According to the complaint, if the admitting privileges requirement is allowed to take effect, it will “cause the sole abortion facilities in Lubbock, Waco, Killeen, Harlingen, and McAllen to cease providing abortions and all three providers in Fort Worth to stop, thereby completely eliminating abortion services in those cities.” The result, according to the plaintiffs, would force women, especially in the western part of the state, to travel enormous distances to access care. “At least 1 in 12 women would have to travel more than 100 miles to obtain abortion care,” the complaint alleges. “Even for those facilities that can stay open, not all of their physicians have, or will have privileges as of October 29, meaning that they will be forced to serve more women with fewer providers, which is likely to force women to wait for an abortion, which, in turn, increases the risk of the procedure.”
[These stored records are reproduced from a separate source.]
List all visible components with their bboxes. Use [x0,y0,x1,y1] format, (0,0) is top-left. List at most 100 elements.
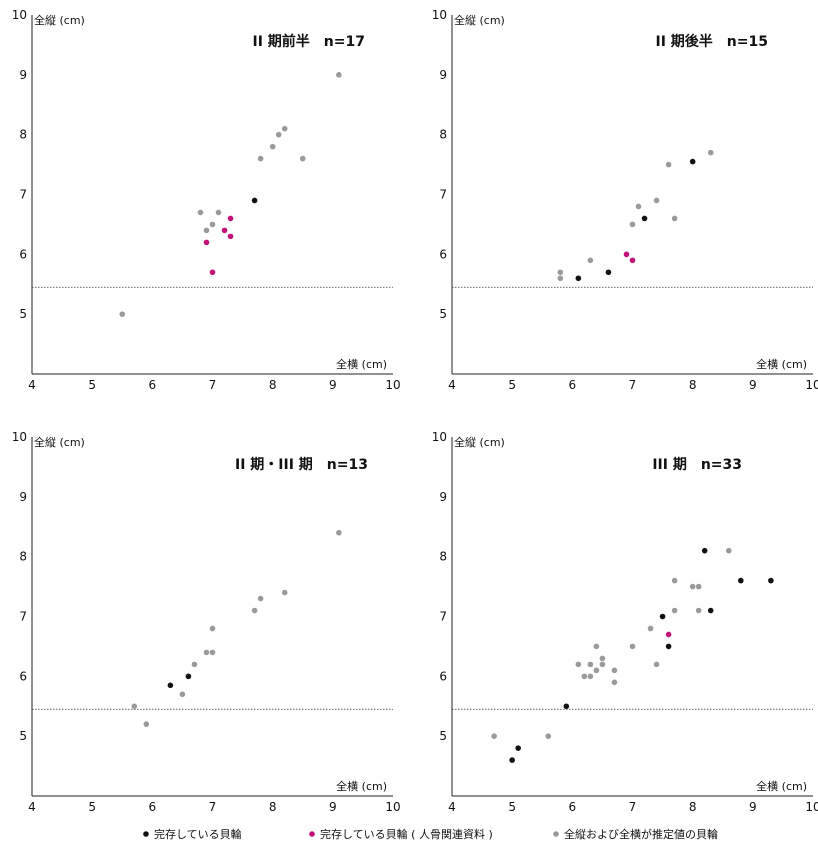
y-tick-label: 9 [439,490,447,504]
legend-marker-complete [143,831,149,837]
data-point-estimated [281,589,288,596]
data-point-estimated [671,577,678,584]
panel-title: III 期 n=33 [652,457,742,473]
y-tick-label: 6 [19,669,27,683]
data-point-complete [575,275,582,282]
data-point-complete [768,577,774,584]
y-tick-label: 9 [19,490,27,504]
data-point-estimated [587,673,594,680]
data-point-bone [623,251,630,258]
data-point-estimated [545,733,552,739]
y-tick-label: 5 [439,729,447,743]
data-point-estimated [725,547,732,554]
data-point-estimated [629,643,636,650]
x-tick-label: 9 [749,800,757,814]
y-axis-label: 全縦 (cm) [454,435,505,449]
data-point-estimated [671,215,678,222]
data-point-estimated [257,595,264,602]
data-point-bone [203,239,210,246]
x-tick-label: 4 [448,378,456,392]
data-point-estimated [665,161,672,168]
data-point-estimated [209,649,216,656]
y-tick-label: 7 [19,188,27,202]
y-tick-label: 10 [12,430,27,444]
data-point-estimated [209,221,216,228]
legend: 完存している貝輪 完存している貝輪 ( 人骨関連資料 ) 全縦および全横が推定値の貝… [143,827,718,841]
y-tick-label: 5 [19,729,27,743]
data-point-estimated [336,72,342,78]
x-tick-label: 5 [508,378,516,392]
x-tick-label: 5 [88,378,96,392]
data-point-estimated [203,227,210,234]
data-point-estimated [575,661,582,668]
data-point-complete [515,745,521,751]
data-point-estimated [203,649,210,656]
data-point-estimated [587,257,594,264]
y-tick-label: 10 [432,430,447,444]
data-point-estimated [191,661,198,668]
data-point-estimated [695,583,702,590]
y-tick-label: 10 [12,8,27,22]
data-point-estimated [611,667,618,674]
y-tick-label: 6 [19,247,27,261]
data-point-complete [665,643,672,650]
legend-label-complete: 完存している貝輪 [154,827,242,841]
data-point-complete [689,158,696,165]
data-point-estimated [695,607,702,614]
x-tick-label: 7 [209,378,217,392]
data-point-complete [701,547,708,554]
data-point-estimated [336,529,342,536]
data-point-estimated [653,661,660,668]
data-point-estimated [557,269,564,276]
y-tick-label: 8 [19,128,27,142]
x-axis-label: 全横 (cm) [756,357,807,371]
y-tick-label: 8 [439,550,447,564]
data-point-estimated [689,583,696,590]
x-tick-label: 5 [88,800,96,814]
data-point-complete [251,197,258,204]
y-tick-label: 6 [439,669,447,683]
data-point-estimated [197,209,204,216]
x-tick-label: 4 [28,800,36,814]
x-tick-label: 7 [209,800,217,814]
y-axis-label: 全縦 (cm) [454,13,505,27]
data-point-estimated [653,197,660,204]
x-tick-label: 8 [269,378,277,392]
data-point-complete [563,703,570,710]
x-tick-label: 10 [805,378,818,392]
data-point-estimated [209,625,216,632]
data-point-estimated [119,311,126,317]
data-point-estimated [647,625,654,632]
y-tick-label: 8 [439,128,447,142]
y-tick-label: 5 [19,307,27,321]
data-point-complete [707,607,714,614]
data-point-estimated [251,607,258,614]
data-point-complete [509,757,515,763]
data-point-bone [629,257,636,264]
y-tick-label: 7 [19,610,27,624]
y-axis-label: 全縦 (cm) [34,13,85,27]
data-point-estimated [629,221,636,228]
data-point-complete [641,215,648,222]
legend-marker-estimated [553,831,559,837]
data-point-estimated [257,155,264,162]
y-tick-label: 8 [19,550,27,564]
x-tick-label: 5 [508,800,516,814]
panel-title: II 期・III 期 n=13 [235,457,368,473]
x-axis-label: 全横 (cm) [336,357,387,371]
y-tick-label: 5 [439,307,447,321]
legend-marker-bone [309,831,315,837]
x-axis-label: 全横 (cm) [336,779,387,793]
data-point-estimated [593,667,600,674]
x-tick-label: 6 [149,378,157,392]
x-tick-label: 8 [689,378,697,392]
x-tick-label: 9 [749,378,757,392]
legend-label-estimated: 全縦および全横が推定値の貝輪 [564,827,718,841]
data-point-estimated [599,661,606,668]
data-point-bone [227,215,234,222]
x-tick-label: 7 [629,800,637,814]
data-point-estimated [599,655,606,662]
panel-title: II 期後半 n=15 [656,33,768,50]
data-point-estimated [491,733,497,739]
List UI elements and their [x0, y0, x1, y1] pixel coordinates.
Amy Hagstrom Miller, the founder, president, and CEO of Whole Woman’s Health, a reproductive health-care group with five locations in Texas that have also joined the lawsuit, said that while the individual mandates of the law on their own are highly restrictive, it is their combined effect that will have the most devastating impact on abortion access in the state.

“We really have to look at these provisions in the context that they’re happening at the same time,” said Hagstrom Miller on the same reporters’ call. She emphasized that doctors at her clinics are actively seeking hospital admitting privileges, but that obtaining them by the October 29 deadline is a serious challenge.

“This 90 days to get privileges is absolutely ridiculous,” said Hagstrom Miller. “The process can take up to six to eight months to even hear back in a normal kind of situation.” But the ultimate effect is, she said, that “the responsibility is on the hospital to decide which doctors in which community get to provide which care to which women.”

The plaintiffs in Planned Parenthood v. Abbott also allege that the admitting privileges requirement is medically unwarranted because whether or not a physician has privileges is dictated in part by the nature of their practice. “Physicians who, in addition to providing abortions, also maintain active obstetric or gynecological practices, may frequently utilize hospital services and therefore maintain privileges,” the complaint alleges. “Because abortion provision is so safe, however, physicians who primarily perform abortions only rarely have a patient that needs to go to the hospital, and therefore often do not have admitting privileges. In some instances, physicians may have privileges in one location, but not in another location where they travel to perform abortions on a part-time basis.”

Furthermore, the plaintiffs allege, the requirement fails to consider the day-to-day realities of practicing medicine and, as a result, is so vaguely worded as to make compliance impossible.

The lawsuit does not challenge the state’s ban on abortion after 20 weeks, nor does it challenge the state’s ambulatory center requirements. Attorneys for the plaintiffs said they were still assessing the impact of the 20-week ban and, at this time, focused on the admitting privileges and medication abortion requirements of the law, because those will have the most immediate impact for patients in Texas. As for the law’s ambulatory center requirements, Texas lawmakers must still issue final regulations before any challenge could happen. Those regulations are expected in January 2014, with the law finally going into effect in September 2014.

If the law is not blocked, said Hagstrom Miller, the consequences for Texans who seek abortions could be dire, since HB 2 “didn’t do anything to prevent the need for abortion.”

“We’re going to have unplanned pregnancies that people are going to continue,” she said, “but the thing I’m more concerned about, as far as the public health system in Texas, is how many women are going to seek abortion care anyway. They’re going to take matters into their own hands.”

A hearing date on the preliminary injunction has not yet been scheduled.